Я глубоко и тяжело вздохнула.
— Расскажу потом. До бала-маскарада время есть.
— А мы идем на бал? — удивился Николай.
Я всмотрелась в него. Он не был высок, как Фёдор, скорее среднего роста. Но в ширине плеч не уступал. Чувствовалась сила и боевая выправка. Но главное — дух. С таким я бы точно пошла в атаку на деморгов. Такой не подведет.
Не дождавшись ответа, он покосился на Лизу. Этот взгляд также говорил о многом. Николай явно питал к моей подруге нежные чувства. Но сама она опасалась смотреть в его глаза. Будто боялась, что влюбится.
Но что же грешного в том, чтобы полюбить?
— Да, — наконец соизволила я ответить Николаю. — Мы идем на бал. И я очень надеюсь, что этих двоих обнаружат не скоро, чтобы не подпортить этот праздник.

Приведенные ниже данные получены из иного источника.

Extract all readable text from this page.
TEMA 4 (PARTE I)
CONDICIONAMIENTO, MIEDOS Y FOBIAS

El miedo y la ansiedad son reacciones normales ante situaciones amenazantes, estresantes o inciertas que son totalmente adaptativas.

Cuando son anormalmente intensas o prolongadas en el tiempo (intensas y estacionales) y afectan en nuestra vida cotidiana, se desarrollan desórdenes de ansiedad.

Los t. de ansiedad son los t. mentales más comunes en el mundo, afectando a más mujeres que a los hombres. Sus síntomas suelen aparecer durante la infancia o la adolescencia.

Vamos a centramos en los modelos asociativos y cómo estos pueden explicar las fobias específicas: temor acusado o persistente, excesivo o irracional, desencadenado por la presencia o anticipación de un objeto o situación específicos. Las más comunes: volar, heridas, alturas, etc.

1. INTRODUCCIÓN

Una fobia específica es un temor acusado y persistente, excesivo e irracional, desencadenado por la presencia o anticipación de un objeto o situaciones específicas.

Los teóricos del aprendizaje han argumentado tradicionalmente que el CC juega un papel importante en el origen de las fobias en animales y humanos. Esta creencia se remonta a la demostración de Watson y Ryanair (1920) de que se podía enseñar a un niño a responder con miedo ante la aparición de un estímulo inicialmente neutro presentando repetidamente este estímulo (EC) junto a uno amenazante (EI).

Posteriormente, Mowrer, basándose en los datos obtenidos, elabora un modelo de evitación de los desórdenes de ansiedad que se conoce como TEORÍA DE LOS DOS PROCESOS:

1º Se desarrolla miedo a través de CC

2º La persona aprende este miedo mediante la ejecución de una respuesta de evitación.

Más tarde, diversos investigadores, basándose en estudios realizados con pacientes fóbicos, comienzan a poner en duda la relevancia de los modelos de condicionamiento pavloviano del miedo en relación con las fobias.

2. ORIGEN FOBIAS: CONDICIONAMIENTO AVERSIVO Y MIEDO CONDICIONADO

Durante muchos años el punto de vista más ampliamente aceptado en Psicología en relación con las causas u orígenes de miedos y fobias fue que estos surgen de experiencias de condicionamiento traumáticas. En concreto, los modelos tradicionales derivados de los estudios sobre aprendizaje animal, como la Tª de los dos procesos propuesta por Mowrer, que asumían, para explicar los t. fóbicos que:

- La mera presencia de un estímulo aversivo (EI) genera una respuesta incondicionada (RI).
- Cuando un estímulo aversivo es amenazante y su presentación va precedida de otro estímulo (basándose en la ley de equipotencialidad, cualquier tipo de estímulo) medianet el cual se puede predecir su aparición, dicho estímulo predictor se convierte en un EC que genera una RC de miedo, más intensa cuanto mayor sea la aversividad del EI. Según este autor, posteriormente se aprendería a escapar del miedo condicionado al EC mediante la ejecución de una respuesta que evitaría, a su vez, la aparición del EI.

— О, насчет этого не переживай. Тюремщики даже не заходят и не заглядывают внутрь. Поднос с едой просовывают под заслонку в двери, потом также забирают посуду.

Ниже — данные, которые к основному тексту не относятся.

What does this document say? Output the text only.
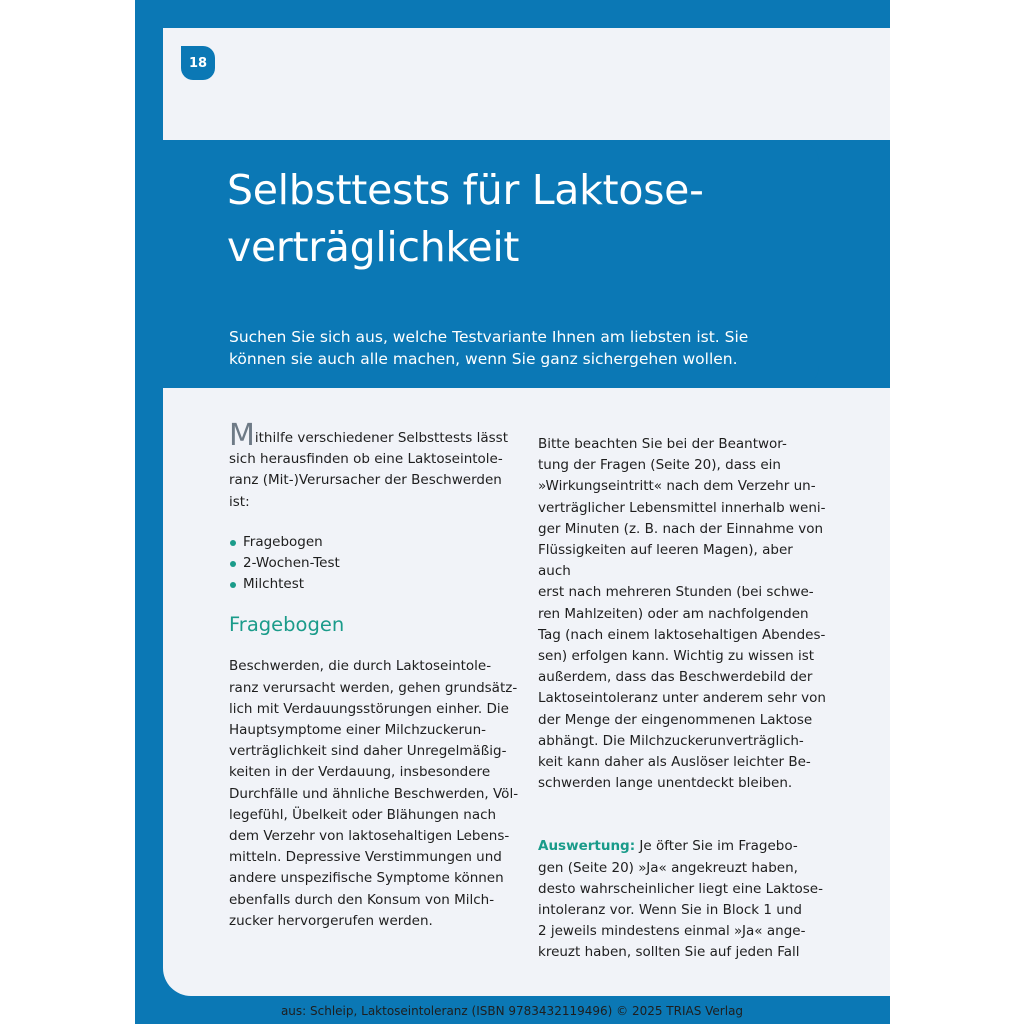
18
Selbsttests für Laktose-
verträglichkeit

Suchen Sie sich aus, welche Testvariante Ihnen am liebsten ist. Sie
können sie auch alle machen, wenn Sie ganz sichergehen wollen.

Mithilfe verschiedener Selbsttests lässt
sich herausfinden ob eine Laktoseintole-
ranz (Mit-)Verursacher der Beschwerden
ist:

Fragebogen
2-Wochen-Test
Milchtest
Fragebogen

Beschwerden, die durch Laktoseintole-
ranz verursacht werden, gehen grundsätz-
lich mit Verdauungsstörungen einher. Die
Hauptsymptome einer Milchzuckerun-
verträglichkeit sind daher Unregelmäßig-
keiten in der Verdauung, insbesondere
Durchfälle und ähnliche Beschwerden, Völ-
legefühl, Übelkeit oder Blähungen nach
dem Verzehr von laktosehaltigen Lebens-
mitteln. Depressive Verstimmungen und
andere unspezifische Symptome können
ebenfalls durch den Konsum von Milch-
zucker hervorgerufen werden.

Bitte beachten Sie bei der Beantwor-
tung der Fragen (Seite 20), dass ein
»Wirkungseintritt« nach dem Verzehr un-
verträglicher Lebensmittel innerhalb weni-
ger Minuten (z. B. nach der Einnahme von
Flüssigkeiten auf leeren Magen), aber auch
erst nach mehreren Stunden (bei schwe-
ren Mahlzeiten) oder am nachfolgenden
Tag (nach einem laktosehaltigen Abendes-
sen) erfolgen kann. Wichtig zu wissen ist
außerdem, dass das Beschwerdebild der
Laktoseintoleranz unter anderem sehr von
der Menge der eingenommenen Laktose
abhängt. Die Milchzuckerunverträglich-
keit kann daher als Auslöser leichter Be-
schwerden lange unentdeckt bleiben.

Auswertung: Je öfter Sie im Fragebo-
gen (Seite 20) »Ja« angekreuzt haben,
desto wahrscheinlicher liegt eine Laktose-
intoleranz vor. Wenn Sie in Block 1 und
2 jeweils mindestens einmal »Ja« ange-
kreuzt haben, sollten Sie auf jeden Fall

aus: Schleip, Laktoseintoleranz (ISBN 9783432119496) © 2025 TRIAS Verlag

Николай был настроен скептичнее.
— К вечеру, если к еде не притронутся, а они, понятное дело, не притронутся, то… сами понимаете…
— Тогда будем рассчитывать на бога и на удачу, — сказала я.
Караульные на входе даже не взглянули в наши лица, молча приняли ключи из рук Николая и пробурчали что-то недовольное: мол, долго возились.
Чтобы не спровоцировать беды, мы тоже решили не горланить. Буркнули слова прощания и поспешили выбраться из здания тюрьмы.
Первым делом нашли укрытие в одном из городских парков. Там мы могли поговорить и поведать о наших злоключениях.
Затем рассказала о задуманном — о мести. Николай попытался отговорить меня. Но Лиза, которая совсем потеряла лицо, узнав о судьбе Фёдора, спорить не стала.
— Выходит, я подвела тебя больше, чем думала, — произнесла она удрученно. — Я готова мстить. Но не только Волконской и Громову. Ещё один человек должен умереть.
— Этот экспедитор Волков? — уточнила я.
— Позвольте напомнить, что Алексей всего лишь молодой и неопытный агент тайной экспедиции, — возразил Николай. — Он лишь ревностно исполнял приказы начальства. Вот и всё.
— А почему же ты так не делал? — фыркнула Лиза.
— Потому что уже не молодой и вполне опытный. Я давно научился различать абсурдные приказы.
Мы долго спорили, но для меня главным было одно — сегодня во время маскарада я убью княгиню Волконскую и графа Громова.